If you’re one of the lucky ones with an interest rate below 4%, monitoring interest rates may still be important. If you’re considering using your home equity for a home improvement project or another venture, pulling out a HELOC may be the answer to getting some projects off the list this year.
Review Your Salary
If your salary hasn’t changed since 2020, it might be time to consider having a conversation with your supervisor.
I think most of us feel uncomfortable about approaching our supervisor to talk about money. (I am one of those people.)
However, in cases where your company doesn’t provide regular annual salary increases, and you’re not next in line for a promotion, asking for a raise may be the only avenue to getting the raise you believe you deserve.
I can’t think of anyone else who will stand in line and vouch for you better than you can.
Especially in an environment with rising inflation and increased living costs, ensuring your income keeps pace is super important. Otherwise, considering inflation, you may be making less than you were three years ago.
Balance Work and Reward
We all understand the importance of your goals, but an excessive focus on work without leisure can lead to burnout.
Consider adding saving for a vacation to your short-term goals if you haven’t done so already. Not only does it offer a well-deserved break, but it also brings a healthy balance to your financial journey, allowing you to enjoy the fruits of your labor.
You shouldn’t have to wait until you’re 65 to enjoy life’s pleasures. Take some time, even for a weekend getaway, to replenish your energy to keep moving forward.
Nurture Personal Growth
Similar to finding a balance between work and reward, make sure to allocate time for investing in your personal growth. While finances are essential, ensuring you don’t lose sight of yourself, your passions, and the things you love is crucial.
So, consider purchasing that online course or attending that workshop you’ve been eyeing. Even if it isn’t related to personal finance.
Whether it’s learning how to crochet or mastering the art of making sourdough bread, investing in yourself translates to both personal and professional growth. Remember, good physical and mental health far outweigh any monetary returns.
Create Additional Income
Good physical and mental health does not only contribute to your overall well-being. It can also spark new ideas that fix the financial obstacles you may be facing.
Bringing a passion project to life may lead to unexpected additional income. This can create a positive ripple effect in your financial journey.
If there are ideas you’ve been contemplating, don’t hesitate any longer. Take this moment to explore a side hustle or pursue a passion that aligns with your interests.
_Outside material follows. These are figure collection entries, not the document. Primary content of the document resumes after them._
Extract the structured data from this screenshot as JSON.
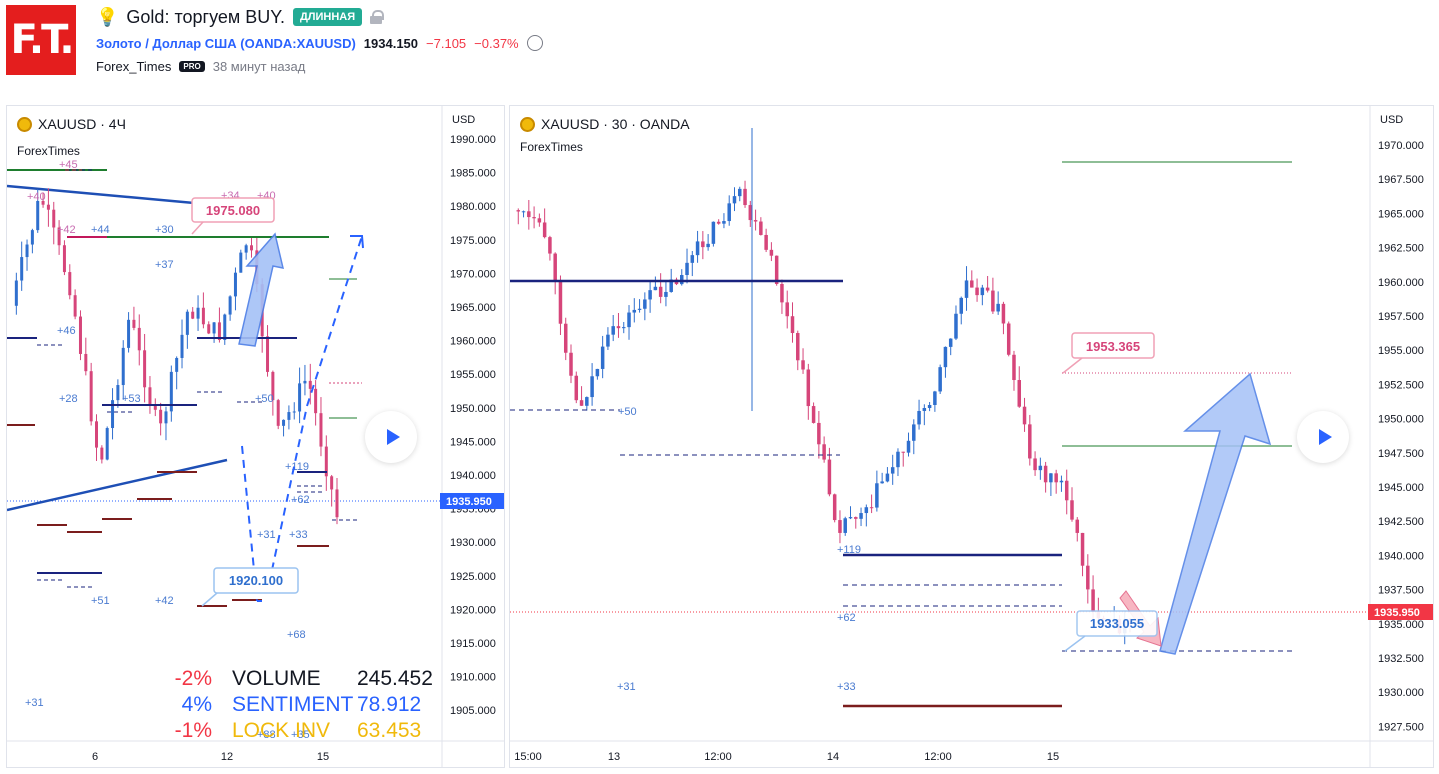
{
  "header": {
    "logo_text": "F.T.",
    "idea_title": "Gold: торгуем BUY.",
    "badge": "ДЛИННАЯ",
    "symbol_name": "Золото / Доллар США",
    "symbol_ticker": "(OANDA:XAUUSD)",
    "price": "1934.150",
    "change": "−7.105",
    "change_pct": "−0.37%",
    "author": "Forex_Times",
    "author_badge": "PRO",
    "time_ago": "38 минут назад",
    "icons": [
      "lightbulb-icon",
      "lock-icon",
      "alarm-clock-icon"
    ]
  },
  "chart_left": {
    "label": "XAUUSD · 4Ч",
    "sublabel": "ForexTimes",
    "currency": "USD",
    "price_ticks": [
      "1990.000",
      "1985.000",
      "1980.000",
      "1975.000",
      "1970.000",
      "1965.000",
      "1960.000",
      "1955.000",
      "1950.000",
      "1945.000",
      "1940.000",
      "1935.000",
      "1930.000",
      "1925.000",
      "1920.000",
      "1915.000",
      "1910.000",
      "1905.000"
    ],
    "current_price": "1935.950",
    "time_ticks": [
      "6",
      "12",
      "15"
    ],
    "callouts": [
      "1975.080",
      "1920.100"
    ],
    "level_labels": [
      "+45",
      "+40",
      "+42",
      "+44",
      "+30",
      "+34",
      "+40",
      "+37",
      "+46",
      "+28",
      "+53",
      "+50",
      "+119",
      "+62",
      "+31",
      "+33",
      "+51",
      "+42",
      "+68",
      "+31",
      "+88",
      "+35"
    ],
    "stats": [
      {
        "pct": "-2%",
        "name": "VOLUME",
        "value": "245.452",
        "color": "#f23645",
        "name_color": "#131722"
      },
      {
        "pct": "4%",
        "name": "SENTIMENT",
        "value": "78.912",
        "color": "#2962ff",
        "name_color": "#2962ff"
      },
      {
        "pct": "-1%",
        "name": "LOCK INV",
        "value": "63.453",
        "color": "#f23645",
        "name_color": "#f0b90b"
      }
    ]
  },
  "chart_right": {
    "label": "XAUUSD · 30 · OANDA",
    "sublabel": "ForexTimes",
    "currency": "USD",
    "price_ticks": [
      "1970.000",
      "1967.500",
      "1965.000",
      "1962.500",
      "1960.000",
      "1957.500",
      "1955.000",
      "1952.500",
      "1950.000",
      "1947.500",
      "1945.000",
      "1942.500",
      "1940.000",
      "1937.500",
      "1935.000",
      "1932.500",
      "1930.000",
      "1927.500"
    ],
    "current_price": "1935.950",
    "time_ticks": [
      "15:00",
      "13",
      "12:00",
      "14",
      "12:00",
      "15"
    ],
    "callouts": [
      "1953.365",
      "1933.055"
    ],
    "level_labels": [
      "+50",
      "+119",
      "+62",
      "+31",
      "+33"
    ]
  }
}
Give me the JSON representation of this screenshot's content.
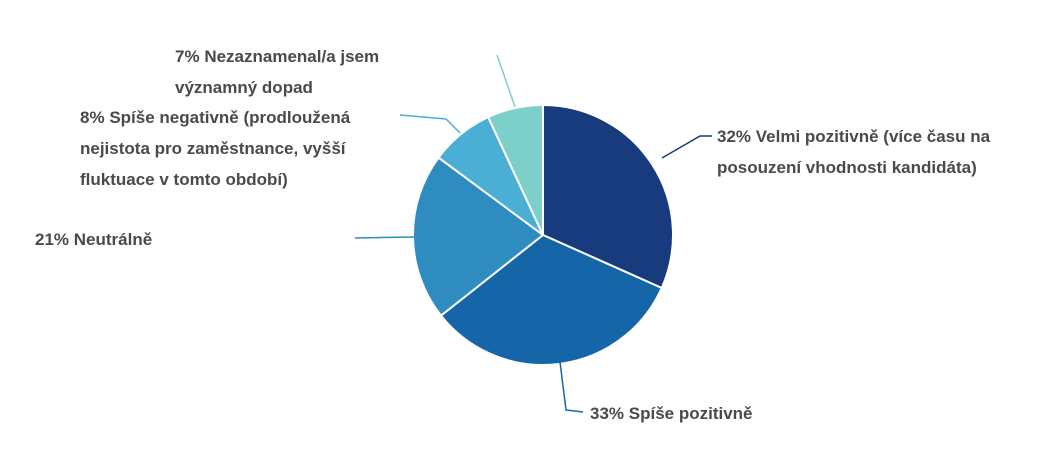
{
  "chart_data": {
    "type": "pie",
    "categories": [
      "Velmi pozitivně (více času na posouzení vhodnosti kandidáta)",
      "Spíše pozitivně",
      "Neutrálně",
      "Spíše negativně (prodloužená nejistota pro zaměstnance, vyšší fluktuace v tomto období)",
      "Nezaznamenal/a jsem významný dopad"
    ],
    "values": [
      32,
      33,
      21,
      8,
      7
    ],
    "value_labels": [
      "32%",
      "33%",
      "21%",
      "8%",
      "7%"
    ],
    "colors": [
      "#173b7c",
      "#1566a9",
      "#2e8cc1",
      "#4baed5",
      "#7dcfca"
    ]
  }
}
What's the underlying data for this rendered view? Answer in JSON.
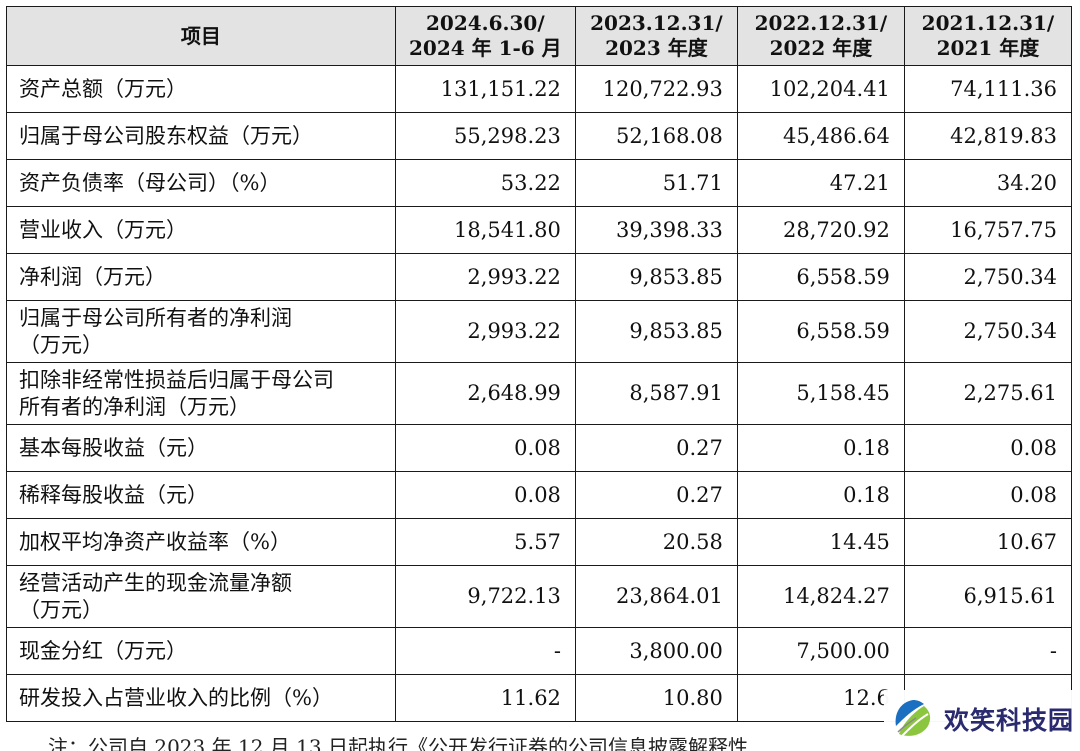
{
  "table": {
    "headers": [
      [
        "项目"
      ],
      [
        "2024.6.30/",
        "2024 年 1-6 月"
      ],
      [
        "2023.12.31/",
        "2023 年度"
      ],
      [
        "2022.12.31/",
        "2022 年度"
      ],
      [
        "2021.12.31/",
        "2021 年度"
      ]
    ],
    "rows": [
      {
        "label": [
          "资产总额（万元）"
        ],
        "values": [
          "131,151.22",
          "120,722.93",
          "102,204.41",
          "74,111.36"
        ]
      },
      {
        "label": [
          "归属于母公司股东权益（万元）"
        ],
        "values": [
          "55,298.23",
          "52,168.08",
          "45,486.64",
          "42,819.83"
        ]
      },
      {
        "label": [
          "资产负债率（母公司）（%）"
        ],
        "values": [
          "53.22",
          "51.71",
          "47.21",
          "34.20"
        ]
      },
      {
        "label": [
          "营业收入（万元）"
        ],
        "values": [
          "18,541.80",
          "39,398.33",
          "28,720.92",
          "16,757.75"
        ]
      },
      {
        "label": [
          "净利润（万元）"
        ],
        "values": [
          "2,993.22",
          "9,853.85",
          "6,558.59",
          "2,750.34"
        ]
      },
      {
        "label": [
          "归属于母公司所有者的净利润",
          "（万元）"
        ],
        "values": [
          "2,993.22",
          "9,853.85",
          "6,558.59",
          "2,750.34"
        ]
      },
      {
        "label": [
          "扣除非经常性损益后归属于母公司",
          "所有者的净利润（万元）"
        ],
        "values": [
          "2,648.99",
          "8,587.91",
          "5,158.45",
          "2,275.61"
        ]
      },
      {
        "label": [
          "基本每股收益（元）"
        ],
        "values": [
          "0.08",
          "0.27",
          "0.18",
          "0.08"
        ]
      },
      {
        "label": [
          "稀释每股收益（元）"
        ],
        "values": [
          "0.08",
          "0.27",
          "0.18",
          "0.08"
        ]
      },
      {
        "label": [
          "加权平均净资产收益率（%）"
        ],
        "values": [
          "5.57",
          "20.58",
          "14.45",
          "10.67"
        ]
      },
      {
        "label": [
          "经营活动产生的现金流量净额",
          "（万元）"
        ],
        "values": [
          "9,722.13",
          "23,864.01",
          "14,824.27",
          "6,915.61"
        ]
      },
      {
        "label": [
          "现金分红（万元）"
        ],
        "values": [
          "-",
          "3,800.00",
          "7,500.00",
          "-"
        ]
      },
      {
        "label": [
          "研发投入占营业收入的比例（%）"
        ],
        "values": [
          "11.62",
          "10.80",
          "12.6",
          ""
        ]
      }
    ]
  },
  "footnote": "注：公司自 2023 年 12 月 13 日起执行《公开发行证券的公司信息披露解释性",
  "watermark": {
    "text": "欢笑科技园",
    "colors": {
      "blue": "#1b6fc0",
      "green": "#8cc63f",
      "gray": "#8a8a8a"
    }
  }
}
Final Thoughts on Short Term Financial Goals
As we approach the new year, it’s time to shift our focus from just fitness goals to our financial well-being. Much like preparing for the gym, financial success requires effort and planning. This checklist provides a mix of ideas to kickstart your 2024.
Remember, finding the perfect balance is key, and the SMART formula serves as your science-y guide to achieving these goals. Let’s make 2024 OUR year, filled with thoughtful decisions and life-changing financial milestones!
FAQs
Should we maintain separate portfolios for different financial goals?
Maintaining separate portfolios for different financial goals is a smart strategy. It allows you to tailor your investments to the specific time horizon and risk tolerance of each goal. For example, a short-term goal like saving for a vacation might be better suited to low-risk investments. A long-term goal like retirement can benefit from a more aggressive approach. This way, you can optimize your investment strategy for each goal and work towards achieving it more effectively.